Any person who has addicted themselves to the traditional Aristotolean story structure will find themselves feeling lost and aimless by the middle of Act 2 in Sky Crawlers and most of Oshii’s films. If there even is an Act 2 in the first place. The big bang opening action sequence between the fighter pilots in Sky Crawlers is about as formulaic as Oshii is willing to get with any of his movies. After that, he transitions from speed-of-light action to speed-of-life storytelling where his characters and their dialoug all have the same pacing and meandering of real life. That means, if you’re used to Hollywood’s colorful characters bloated with one-liners and a plot that runs straight for the end-zone, than you’ll probably find Oshii’s films to be slow. Maybe even boring.
It also means that you’re probably not his audience.
Oshii's primary audience is himself, as most of his characters seem to be alter-egos helping him reslove his own philosophical conflicts and questions about society. His secondary audience is anybody trying to do the same for themselves. I don’t mind watching Oshii talk to himself in his movies since the dialoug is so intelligent and unpretentious. For the most part the characters say what they mean, and mean what they say. They can’t afford to do otherwise, because we are finding them at dark, introspective moments in their lives which is usually when a person is pruned of all pretense. This is precisely why I find Oshii’s cinematic language so refreshing. Despite his graphically lush visuals, his movies manage to have a closer kinship to literature than cinema. Listening may be more important than looking in his films. For example, the characters in Sky Crawlers speak Japanese on the ground, but switch to English when at war. This effect seems to be commentary on how American occupation has shifted the habits of Japan’s youth, which according to Oshii, has become more violent.

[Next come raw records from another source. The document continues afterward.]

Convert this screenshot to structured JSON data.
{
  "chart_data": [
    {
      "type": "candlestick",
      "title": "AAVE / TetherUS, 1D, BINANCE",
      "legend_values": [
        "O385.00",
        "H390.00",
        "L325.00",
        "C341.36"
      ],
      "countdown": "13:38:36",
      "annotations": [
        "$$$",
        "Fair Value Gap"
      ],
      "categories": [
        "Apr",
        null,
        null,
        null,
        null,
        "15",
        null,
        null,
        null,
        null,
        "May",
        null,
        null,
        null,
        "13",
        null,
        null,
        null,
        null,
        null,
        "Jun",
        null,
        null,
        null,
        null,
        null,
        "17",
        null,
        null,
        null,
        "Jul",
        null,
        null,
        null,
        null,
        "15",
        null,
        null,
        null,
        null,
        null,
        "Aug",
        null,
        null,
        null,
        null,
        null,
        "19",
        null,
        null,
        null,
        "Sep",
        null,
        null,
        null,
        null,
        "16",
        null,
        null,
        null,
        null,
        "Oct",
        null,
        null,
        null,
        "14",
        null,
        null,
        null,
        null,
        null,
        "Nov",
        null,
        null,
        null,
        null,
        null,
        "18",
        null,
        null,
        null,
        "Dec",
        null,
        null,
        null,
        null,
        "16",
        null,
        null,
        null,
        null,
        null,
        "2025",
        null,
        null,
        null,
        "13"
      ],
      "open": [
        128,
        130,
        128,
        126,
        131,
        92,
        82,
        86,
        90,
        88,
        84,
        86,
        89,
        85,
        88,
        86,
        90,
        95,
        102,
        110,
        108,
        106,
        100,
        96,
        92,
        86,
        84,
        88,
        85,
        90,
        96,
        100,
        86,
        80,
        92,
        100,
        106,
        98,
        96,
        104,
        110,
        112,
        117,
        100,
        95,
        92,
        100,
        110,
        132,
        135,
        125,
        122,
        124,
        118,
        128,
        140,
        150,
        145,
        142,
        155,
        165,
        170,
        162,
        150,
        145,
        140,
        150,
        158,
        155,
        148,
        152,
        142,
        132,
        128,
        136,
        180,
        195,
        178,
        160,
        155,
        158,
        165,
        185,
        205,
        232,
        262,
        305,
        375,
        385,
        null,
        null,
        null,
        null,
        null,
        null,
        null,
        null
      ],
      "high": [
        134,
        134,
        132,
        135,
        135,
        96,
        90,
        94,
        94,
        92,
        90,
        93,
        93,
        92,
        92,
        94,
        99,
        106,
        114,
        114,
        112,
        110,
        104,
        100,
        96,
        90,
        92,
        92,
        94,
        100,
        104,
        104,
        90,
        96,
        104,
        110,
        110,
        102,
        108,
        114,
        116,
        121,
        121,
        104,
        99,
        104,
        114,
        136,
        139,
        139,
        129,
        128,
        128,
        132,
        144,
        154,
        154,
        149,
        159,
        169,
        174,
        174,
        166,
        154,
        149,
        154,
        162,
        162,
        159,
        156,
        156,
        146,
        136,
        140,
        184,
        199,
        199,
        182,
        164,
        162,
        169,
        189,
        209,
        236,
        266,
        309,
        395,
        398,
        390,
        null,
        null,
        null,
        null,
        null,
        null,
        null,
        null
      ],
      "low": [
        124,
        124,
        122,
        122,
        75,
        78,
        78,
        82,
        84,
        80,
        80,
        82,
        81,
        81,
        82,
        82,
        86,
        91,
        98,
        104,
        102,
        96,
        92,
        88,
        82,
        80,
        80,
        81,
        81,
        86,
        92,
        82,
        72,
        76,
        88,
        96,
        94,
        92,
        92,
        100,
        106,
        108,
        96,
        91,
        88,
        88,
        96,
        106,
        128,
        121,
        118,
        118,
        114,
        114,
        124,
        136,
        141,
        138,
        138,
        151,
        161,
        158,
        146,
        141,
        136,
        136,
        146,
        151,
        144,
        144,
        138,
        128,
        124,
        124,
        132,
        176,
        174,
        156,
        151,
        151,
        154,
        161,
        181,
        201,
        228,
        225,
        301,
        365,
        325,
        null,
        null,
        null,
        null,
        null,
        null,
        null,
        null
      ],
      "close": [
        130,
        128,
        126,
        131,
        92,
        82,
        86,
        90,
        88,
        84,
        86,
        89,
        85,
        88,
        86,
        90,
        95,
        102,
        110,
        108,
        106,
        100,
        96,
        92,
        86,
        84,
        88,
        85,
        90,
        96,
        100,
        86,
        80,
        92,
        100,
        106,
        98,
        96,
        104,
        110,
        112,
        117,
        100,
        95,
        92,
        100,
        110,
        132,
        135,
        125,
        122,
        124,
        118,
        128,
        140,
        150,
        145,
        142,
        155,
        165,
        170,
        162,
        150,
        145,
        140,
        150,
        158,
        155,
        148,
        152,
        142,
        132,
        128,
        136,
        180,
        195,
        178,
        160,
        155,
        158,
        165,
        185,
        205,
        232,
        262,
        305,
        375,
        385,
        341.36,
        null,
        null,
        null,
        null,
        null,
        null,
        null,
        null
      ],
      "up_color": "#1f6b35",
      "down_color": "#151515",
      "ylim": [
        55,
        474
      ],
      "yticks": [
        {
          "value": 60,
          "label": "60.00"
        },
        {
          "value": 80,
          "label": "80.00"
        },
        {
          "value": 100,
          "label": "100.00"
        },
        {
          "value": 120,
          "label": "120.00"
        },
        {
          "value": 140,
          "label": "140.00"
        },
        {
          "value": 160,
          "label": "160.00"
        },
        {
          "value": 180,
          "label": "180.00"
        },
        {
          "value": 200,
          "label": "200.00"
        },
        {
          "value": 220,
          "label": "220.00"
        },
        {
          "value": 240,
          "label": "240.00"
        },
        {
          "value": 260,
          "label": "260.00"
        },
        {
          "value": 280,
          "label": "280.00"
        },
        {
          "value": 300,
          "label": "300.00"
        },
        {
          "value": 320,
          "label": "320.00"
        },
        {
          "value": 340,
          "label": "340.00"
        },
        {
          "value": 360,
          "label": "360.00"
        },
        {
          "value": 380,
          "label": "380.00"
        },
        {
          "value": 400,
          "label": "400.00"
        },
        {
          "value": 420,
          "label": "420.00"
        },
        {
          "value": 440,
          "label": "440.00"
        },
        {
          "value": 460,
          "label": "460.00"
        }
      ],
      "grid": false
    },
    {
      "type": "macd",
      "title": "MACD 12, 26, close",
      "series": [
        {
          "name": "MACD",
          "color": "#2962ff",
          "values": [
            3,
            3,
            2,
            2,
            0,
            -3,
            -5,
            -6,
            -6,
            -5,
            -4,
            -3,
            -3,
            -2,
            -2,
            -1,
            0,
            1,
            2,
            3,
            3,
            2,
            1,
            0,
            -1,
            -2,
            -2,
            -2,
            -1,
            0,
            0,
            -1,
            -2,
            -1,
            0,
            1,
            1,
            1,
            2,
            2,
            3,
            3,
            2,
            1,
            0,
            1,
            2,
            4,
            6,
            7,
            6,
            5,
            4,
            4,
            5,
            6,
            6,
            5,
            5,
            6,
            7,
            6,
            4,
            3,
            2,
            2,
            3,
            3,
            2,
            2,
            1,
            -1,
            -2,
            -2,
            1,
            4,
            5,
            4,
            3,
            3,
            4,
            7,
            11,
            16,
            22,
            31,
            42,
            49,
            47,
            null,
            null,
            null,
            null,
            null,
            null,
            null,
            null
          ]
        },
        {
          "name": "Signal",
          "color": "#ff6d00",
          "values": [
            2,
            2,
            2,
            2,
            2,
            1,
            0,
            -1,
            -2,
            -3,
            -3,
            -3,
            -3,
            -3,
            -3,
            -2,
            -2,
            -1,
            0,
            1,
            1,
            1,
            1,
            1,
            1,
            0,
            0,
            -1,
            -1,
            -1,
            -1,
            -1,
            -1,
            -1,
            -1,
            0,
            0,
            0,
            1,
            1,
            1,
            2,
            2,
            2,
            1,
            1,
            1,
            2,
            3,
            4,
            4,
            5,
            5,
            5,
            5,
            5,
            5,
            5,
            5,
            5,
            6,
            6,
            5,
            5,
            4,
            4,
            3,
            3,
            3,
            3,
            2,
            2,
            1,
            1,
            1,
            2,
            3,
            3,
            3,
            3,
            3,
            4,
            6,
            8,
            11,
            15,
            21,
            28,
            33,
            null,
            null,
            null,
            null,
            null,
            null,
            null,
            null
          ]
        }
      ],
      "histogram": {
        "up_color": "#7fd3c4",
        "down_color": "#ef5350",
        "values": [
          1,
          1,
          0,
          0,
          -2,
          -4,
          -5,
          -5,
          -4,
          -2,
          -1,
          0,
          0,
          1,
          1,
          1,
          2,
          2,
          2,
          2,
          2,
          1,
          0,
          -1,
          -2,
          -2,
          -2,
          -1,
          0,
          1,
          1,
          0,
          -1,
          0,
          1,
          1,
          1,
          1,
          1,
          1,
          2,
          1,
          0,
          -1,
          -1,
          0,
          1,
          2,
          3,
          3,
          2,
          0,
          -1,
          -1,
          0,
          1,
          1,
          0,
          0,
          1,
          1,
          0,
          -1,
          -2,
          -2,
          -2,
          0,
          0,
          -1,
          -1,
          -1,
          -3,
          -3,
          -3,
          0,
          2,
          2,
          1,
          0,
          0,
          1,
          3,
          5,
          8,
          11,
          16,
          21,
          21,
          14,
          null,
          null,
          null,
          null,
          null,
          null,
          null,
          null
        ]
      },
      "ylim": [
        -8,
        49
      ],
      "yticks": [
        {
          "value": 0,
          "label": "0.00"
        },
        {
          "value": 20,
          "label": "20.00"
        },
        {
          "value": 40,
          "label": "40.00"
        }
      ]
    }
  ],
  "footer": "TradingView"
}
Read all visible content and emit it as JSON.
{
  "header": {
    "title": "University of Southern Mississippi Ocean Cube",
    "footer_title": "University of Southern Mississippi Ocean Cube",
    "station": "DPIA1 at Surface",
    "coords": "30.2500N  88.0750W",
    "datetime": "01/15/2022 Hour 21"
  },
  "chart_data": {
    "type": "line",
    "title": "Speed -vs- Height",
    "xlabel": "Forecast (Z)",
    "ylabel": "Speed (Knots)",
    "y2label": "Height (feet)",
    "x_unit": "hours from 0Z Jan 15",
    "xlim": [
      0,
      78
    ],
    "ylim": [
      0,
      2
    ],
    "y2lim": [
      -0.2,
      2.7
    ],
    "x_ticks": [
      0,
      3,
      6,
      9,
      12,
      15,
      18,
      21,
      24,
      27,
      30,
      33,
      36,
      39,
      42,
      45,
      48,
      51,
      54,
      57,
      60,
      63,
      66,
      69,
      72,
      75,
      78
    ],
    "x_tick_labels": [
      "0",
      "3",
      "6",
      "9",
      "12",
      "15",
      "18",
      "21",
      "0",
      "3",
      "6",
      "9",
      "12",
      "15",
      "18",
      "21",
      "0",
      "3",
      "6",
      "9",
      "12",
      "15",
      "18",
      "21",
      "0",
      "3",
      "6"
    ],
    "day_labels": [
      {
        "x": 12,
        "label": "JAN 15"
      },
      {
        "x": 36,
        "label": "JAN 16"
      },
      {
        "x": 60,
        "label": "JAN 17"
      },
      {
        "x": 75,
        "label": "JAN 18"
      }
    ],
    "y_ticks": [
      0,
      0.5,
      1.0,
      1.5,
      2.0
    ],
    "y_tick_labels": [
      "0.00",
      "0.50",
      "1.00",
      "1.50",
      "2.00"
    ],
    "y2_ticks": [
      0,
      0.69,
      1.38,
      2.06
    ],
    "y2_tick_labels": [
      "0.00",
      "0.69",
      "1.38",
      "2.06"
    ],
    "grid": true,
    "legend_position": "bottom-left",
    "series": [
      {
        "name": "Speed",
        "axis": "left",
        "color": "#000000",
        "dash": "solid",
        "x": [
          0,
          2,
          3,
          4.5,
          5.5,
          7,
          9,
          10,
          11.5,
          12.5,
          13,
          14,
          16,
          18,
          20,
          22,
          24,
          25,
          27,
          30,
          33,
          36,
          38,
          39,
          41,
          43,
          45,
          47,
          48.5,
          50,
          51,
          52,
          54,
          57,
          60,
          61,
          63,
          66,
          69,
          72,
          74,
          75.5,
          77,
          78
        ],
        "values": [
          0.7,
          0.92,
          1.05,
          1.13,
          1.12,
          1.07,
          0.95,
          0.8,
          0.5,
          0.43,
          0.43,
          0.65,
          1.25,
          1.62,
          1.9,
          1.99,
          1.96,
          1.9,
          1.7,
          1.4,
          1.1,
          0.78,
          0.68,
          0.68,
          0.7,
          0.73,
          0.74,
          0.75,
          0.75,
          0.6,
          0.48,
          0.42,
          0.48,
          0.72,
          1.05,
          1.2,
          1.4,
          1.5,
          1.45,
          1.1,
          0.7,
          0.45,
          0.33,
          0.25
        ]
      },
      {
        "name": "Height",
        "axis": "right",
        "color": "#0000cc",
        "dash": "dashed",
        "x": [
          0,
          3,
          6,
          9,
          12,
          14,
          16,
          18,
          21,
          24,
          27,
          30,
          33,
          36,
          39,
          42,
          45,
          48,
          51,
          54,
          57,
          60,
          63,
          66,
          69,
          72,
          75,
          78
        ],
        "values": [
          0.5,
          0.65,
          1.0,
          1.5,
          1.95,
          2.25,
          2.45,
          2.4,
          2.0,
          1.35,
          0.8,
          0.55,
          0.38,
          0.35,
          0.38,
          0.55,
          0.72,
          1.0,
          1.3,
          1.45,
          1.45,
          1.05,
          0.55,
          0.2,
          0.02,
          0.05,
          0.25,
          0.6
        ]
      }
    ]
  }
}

American advertising, like American movies, tend to be over-saturated with sarcasm and winking-eye wit. Oshii is among those auteurs that has helped me to develop a more sobering and mature language for my work. That’s not to say that I’ve abandoned my sense of humor. But smart-ass is not the same as smart, and truly smart media – be it graphic design or film – is a rarity in the mainstream. Oshii’s discipline and intelligence is an export that American film would be wise to welcome.